Sexta-feira, 24 de Outubro de 2014
ISSN 1980-4288

Indenização por danos morais. Prescrição.

Fonte: Tribunal Superior do Trabalho - TST.


Tribunal Superior do Trabalho - TST.

INDENIZAÇÃO POR DANOS MORAIS. PRESCRIÇÃO.

1. Observada a natureza civil do pedido de reparação por danos morais, pode-se concluir que a indenização deferida a tal título em lide cujo trâmite deu-se na Justiça do Trabalho não constitui crédito trabalhista, mas crédito de natureza civil resultante de ato praticado no curso da relação de trabalho. Assim, ainda que justificada a competência desta Especializada para processar a lide, não resulta daí, automaticamente, a incidência da prescrição trabalhista.
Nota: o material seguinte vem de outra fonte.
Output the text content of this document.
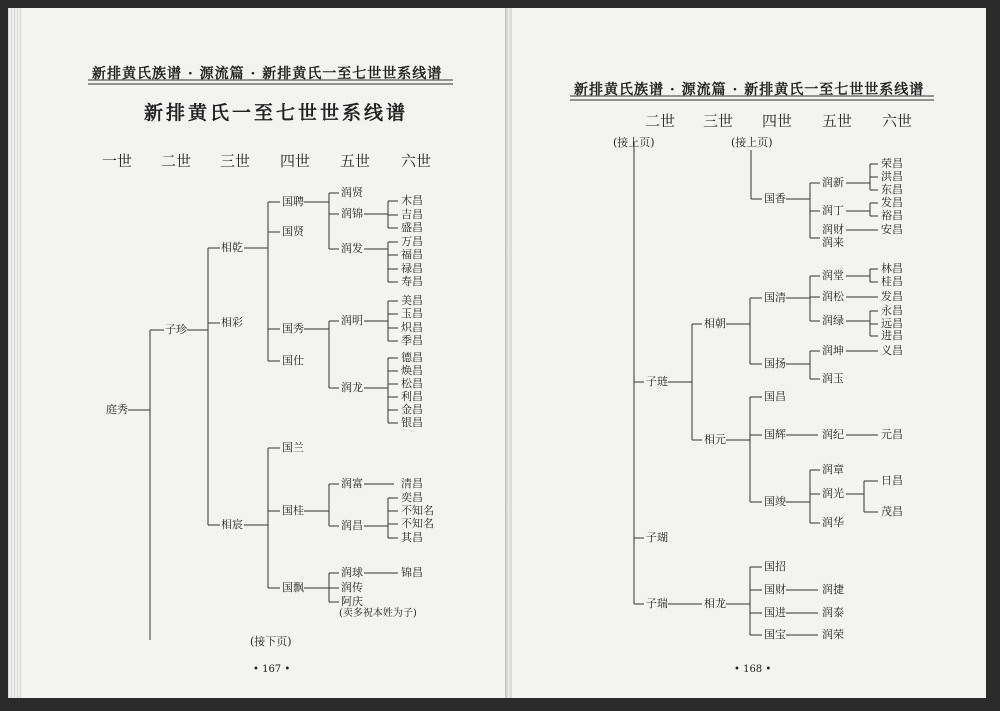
新排黄氏族谱 · 源流篇 · 新排黄氏一至七世世系线谱
新排黄氏一至七世世系线谱
一世 二世 三世 四世 五世 六世
庭秀
子珍
相乾
相彩
相宸
国聘
国贤
国秀
国仕
国兰
国桂
国飘
润贤
润锦
润发
润明
润龙
润富
润昌
润球
润传
阿庆
(卖多祝本姓为子)
木昌
吉昌
盛昌
万昌
福昌
禄昌
寿昌
美昌
玉昌
炽昌
季昌
德昌
焕昌
松昌
利昌
金昌
银昌
清昌
奕昌
不知名
不知名
其昌
锦昌
(接下页)
• 167 •
新排黄氏族谱 · 源流篇 · 新排黄氏一至七世世系线谱
二世 三世 四世 五世 六世
(接上页)	(接上页)
子琏
子瑚
子瑞
相朝
相元
相龙
国香
国清
国扬
国昌
国辉
国竣
国招
国财
国进
国宝
润新
润丁
润财
润来
润堂
润松
润绿
润坤
润玉
润纪
润章
润光
润华
润捷
润泰
润荣
荣昌
洪昌
东昌
发昌
裕昌
安昌
林昌
桂昌
发昌
永昌
远昌
进昌
义昌
元昌
日昌
茂昌
• 168 •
2. A circunstância de o fato gerador do crédito de natureza civil ter ocorrido na vigência do contrato de trabalho e decorrer da prática de ato calunioso ou desonroso praticado por empregador contra trabalhador não transmuda a natureza do direito, uma vez que o dano moral caracteriza-se pela projeção de um gravame na esfera da honra e da imagem do indivíduo, transcendendo os limites da condição de trabalhador do ofendido. Dessa forma, aplica-se, na hipótese, o prazo prescricional de 20 anos previsto no artigo 177 da lei civil, em observância ao artigo 2028 do novo Código Civil Brasileiro, e não o previsto no ordenamento jurídico-trabalhista, consagrado no artigo 7º, XXIX, da Constituição Federal. Recurso de revista conhecido e provido.

Vistos, relatados e discutidos estes autos do Recurso de Revista nº TST-RR-1.189/2003-100-03-00.0, em que é Recorrente TOMÉ FERREIRA DE GUIMARÃES e são Recorridos V & M FLORESTAL LTDA. e BRADESCO SEGUROS S.A.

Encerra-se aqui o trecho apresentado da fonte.